I first see if they have an account on the ldap server when they login.

$authuser = mysql_real_escape_string($_POST['username']);
$pass = mysql_real_escape_string($_POST['password']);

//make connection to ldap

$bind=ldap_bind($conn,"cn=$authuser,ou=people,o=xxxx",$pass);

if this is successful I check to see if they are a medical student

$sql = $db->sql_query("SELECT * FROM ".$prefix."_tl_students WHERE LDAP_USER = '$authuser'");
   		if  ($db->sql_numrows($sql) == 1) {
        	// if a row was returned
       	 	// authentication was successful
        	// set session variable				

		$session_id = ( isset($_GET['sid']) ) ? $_GET['sid'] : '';
		$current_time = time();			
		$_SESSION['authuser'] = $authuser;						
		$user_ip = $_SERVER['REMOTE_ADDR'];

So if the session exist and it matches the IP of the user then update the session.

$sql = "UPDATE ".$prefix."_user_sessions SET
			session_user_id = `$authuser`,
			session_start = `$current_time`,
			session_time = `$current_time`			
		WHERE session_id = `$session_id`
		 AND session_ip = `$user_ip`";

if this fails then is must be a different session or different IP so..

if (!$db->sql_query($sql) || !$db->sql_affectedrows()) {

//  first for security lets close all old sessions
		session_write_close();		
		session_start();
		$_SESSION['sid'] = session_id();		

	$sql = "INSERT INTO ".$prefix."_user_sessions (
	session_id,
	session_user_id,
	session_start,
	session_time,
	session_ip)". "VALUES (
	`".$_SESSION['sid']."`,
	`".$_SESSION['authuser']."`,
	`$current_time`,
	`$current_time`,
	`$user_ip`)";
if (!$db->sql_query($sql)){
			//die('Error creating new session');
			die("<p>Error creating new session: " . mysql_error() . "</p>");
		}
	}

I keep getting this error.

Error creating new session: Unknown column '69448cfe6f4886f2c6f9492fa67781d8' in 'field list'

Like I said this needs work to make sure it is secure, but it's a start.
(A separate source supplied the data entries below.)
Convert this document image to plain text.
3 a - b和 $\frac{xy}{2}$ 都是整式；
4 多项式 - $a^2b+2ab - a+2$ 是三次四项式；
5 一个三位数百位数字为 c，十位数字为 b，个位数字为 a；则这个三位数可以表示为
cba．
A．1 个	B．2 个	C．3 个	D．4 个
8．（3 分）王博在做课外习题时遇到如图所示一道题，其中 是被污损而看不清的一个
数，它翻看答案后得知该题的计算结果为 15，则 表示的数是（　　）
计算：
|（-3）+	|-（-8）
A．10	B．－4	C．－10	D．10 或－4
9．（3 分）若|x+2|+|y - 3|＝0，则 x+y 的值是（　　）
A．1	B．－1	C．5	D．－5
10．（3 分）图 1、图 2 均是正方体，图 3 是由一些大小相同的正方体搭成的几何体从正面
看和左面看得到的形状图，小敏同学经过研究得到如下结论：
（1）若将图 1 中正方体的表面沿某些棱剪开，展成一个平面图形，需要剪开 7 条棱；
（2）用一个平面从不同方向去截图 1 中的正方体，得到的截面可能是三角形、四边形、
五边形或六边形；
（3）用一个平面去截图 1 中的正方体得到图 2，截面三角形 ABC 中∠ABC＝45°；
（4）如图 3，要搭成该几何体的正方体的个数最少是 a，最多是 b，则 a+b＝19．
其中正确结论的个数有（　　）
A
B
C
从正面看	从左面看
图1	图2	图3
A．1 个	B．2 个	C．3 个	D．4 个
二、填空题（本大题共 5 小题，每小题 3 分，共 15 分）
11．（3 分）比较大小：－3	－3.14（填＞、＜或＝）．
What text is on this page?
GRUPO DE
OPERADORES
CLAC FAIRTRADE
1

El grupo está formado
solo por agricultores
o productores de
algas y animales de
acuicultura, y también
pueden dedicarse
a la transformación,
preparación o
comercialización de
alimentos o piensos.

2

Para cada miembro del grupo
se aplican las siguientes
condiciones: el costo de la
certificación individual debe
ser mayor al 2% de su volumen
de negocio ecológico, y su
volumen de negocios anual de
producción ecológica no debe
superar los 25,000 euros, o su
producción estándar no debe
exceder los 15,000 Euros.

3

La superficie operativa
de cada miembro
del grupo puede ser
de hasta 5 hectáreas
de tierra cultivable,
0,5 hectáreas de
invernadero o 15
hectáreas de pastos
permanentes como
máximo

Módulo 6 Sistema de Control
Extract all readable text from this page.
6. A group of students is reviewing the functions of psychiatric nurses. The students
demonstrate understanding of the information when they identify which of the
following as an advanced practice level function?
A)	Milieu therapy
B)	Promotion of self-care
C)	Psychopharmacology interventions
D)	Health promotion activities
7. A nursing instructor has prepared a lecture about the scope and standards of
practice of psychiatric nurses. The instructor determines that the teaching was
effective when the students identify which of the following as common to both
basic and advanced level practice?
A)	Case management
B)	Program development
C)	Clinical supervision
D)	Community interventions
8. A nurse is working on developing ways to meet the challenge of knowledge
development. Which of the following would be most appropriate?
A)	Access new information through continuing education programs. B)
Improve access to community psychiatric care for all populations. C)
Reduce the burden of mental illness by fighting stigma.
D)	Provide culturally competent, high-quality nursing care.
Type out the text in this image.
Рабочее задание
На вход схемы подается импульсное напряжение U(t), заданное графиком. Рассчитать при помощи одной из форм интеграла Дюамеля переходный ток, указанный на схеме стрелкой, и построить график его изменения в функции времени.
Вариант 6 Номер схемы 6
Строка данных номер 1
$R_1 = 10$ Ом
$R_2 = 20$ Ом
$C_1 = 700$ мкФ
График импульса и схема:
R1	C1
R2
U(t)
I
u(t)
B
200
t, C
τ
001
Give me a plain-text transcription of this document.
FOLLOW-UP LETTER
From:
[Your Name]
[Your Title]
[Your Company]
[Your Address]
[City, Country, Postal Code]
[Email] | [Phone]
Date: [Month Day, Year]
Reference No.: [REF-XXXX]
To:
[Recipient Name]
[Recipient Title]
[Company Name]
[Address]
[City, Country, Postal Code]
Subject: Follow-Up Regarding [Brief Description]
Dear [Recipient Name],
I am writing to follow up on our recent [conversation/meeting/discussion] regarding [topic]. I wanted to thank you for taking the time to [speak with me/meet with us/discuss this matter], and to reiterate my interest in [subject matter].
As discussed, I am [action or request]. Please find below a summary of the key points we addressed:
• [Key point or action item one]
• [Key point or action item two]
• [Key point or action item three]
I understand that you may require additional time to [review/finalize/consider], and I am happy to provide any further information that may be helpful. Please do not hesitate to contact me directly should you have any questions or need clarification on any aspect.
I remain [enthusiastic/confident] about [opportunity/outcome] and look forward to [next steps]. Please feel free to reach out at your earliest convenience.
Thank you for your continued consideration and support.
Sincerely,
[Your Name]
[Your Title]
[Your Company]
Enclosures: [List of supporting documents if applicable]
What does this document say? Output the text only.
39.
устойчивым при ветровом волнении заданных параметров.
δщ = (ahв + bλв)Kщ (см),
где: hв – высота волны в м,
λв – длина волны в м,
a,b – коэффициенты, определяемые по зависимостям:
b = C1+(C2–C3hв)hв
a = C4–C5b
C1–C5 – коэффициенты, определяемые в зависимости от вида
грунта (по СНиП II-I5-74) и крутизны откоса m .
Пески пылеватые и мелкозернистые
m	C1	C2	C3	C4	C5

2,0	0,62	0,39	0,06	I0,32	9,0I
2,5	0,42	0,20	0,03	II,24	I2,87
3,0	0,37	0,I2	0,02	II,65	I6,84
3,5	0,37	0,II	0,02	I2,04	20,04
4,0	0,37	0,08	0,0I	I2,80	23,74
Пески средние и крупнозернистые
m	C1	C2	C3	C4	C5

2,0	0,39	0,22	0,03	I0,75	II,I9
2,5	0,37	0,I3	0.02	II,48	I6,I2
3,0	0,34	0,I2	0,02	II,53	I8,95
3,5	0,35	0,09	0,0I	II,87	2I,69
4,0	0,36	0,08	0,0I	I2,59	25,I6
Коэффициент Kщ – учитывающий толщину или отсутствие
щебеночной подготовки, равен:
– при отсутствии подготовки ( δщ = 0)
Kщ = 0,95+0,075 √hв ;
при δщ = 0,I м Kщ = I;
How do I fix this error and how do I make sure that the session is destroyed if they don't "Log Out" but instead just close the browser.

bradgrafelman

The first problem I see is that you're surrounding values with backticks (`). In MySQL, backticks are used to identify databases/columns/tables/views/etc., whereas strings are identified by single quotes.

SFDonovan

yeah... I saw that.

This works.

$sql = "INSERT INTO atlas_user_sessions (
		session_id,
		session_user_id,
		session_start,
		session_time,
		session_ip)". "VALUES (
		'".$_SESSION['sid']."',
		'".$_SESSION['authuser']."',
		'$current_time',
		'$current_time',
		'$user_ip')";

If they authenticate to my LDAP server

$_SESSION['authuser'] = $authuser;

I thought I could fix this by using this

ini_set("session.gc_maxlifetime", "0");

to set the session life to zero. So when the browser closes the session is deleted, but I can still see the page in a new browser.

Right now the UPDATE statement never executes and I keep adding the same sid over and over.

bradgrafelman

The gc_maxlifetime has nothing to do with the session/cookie life - that is a configuration related to garbage collection ('gc'). 'session.cookie_lifetime' is the directive that you're after.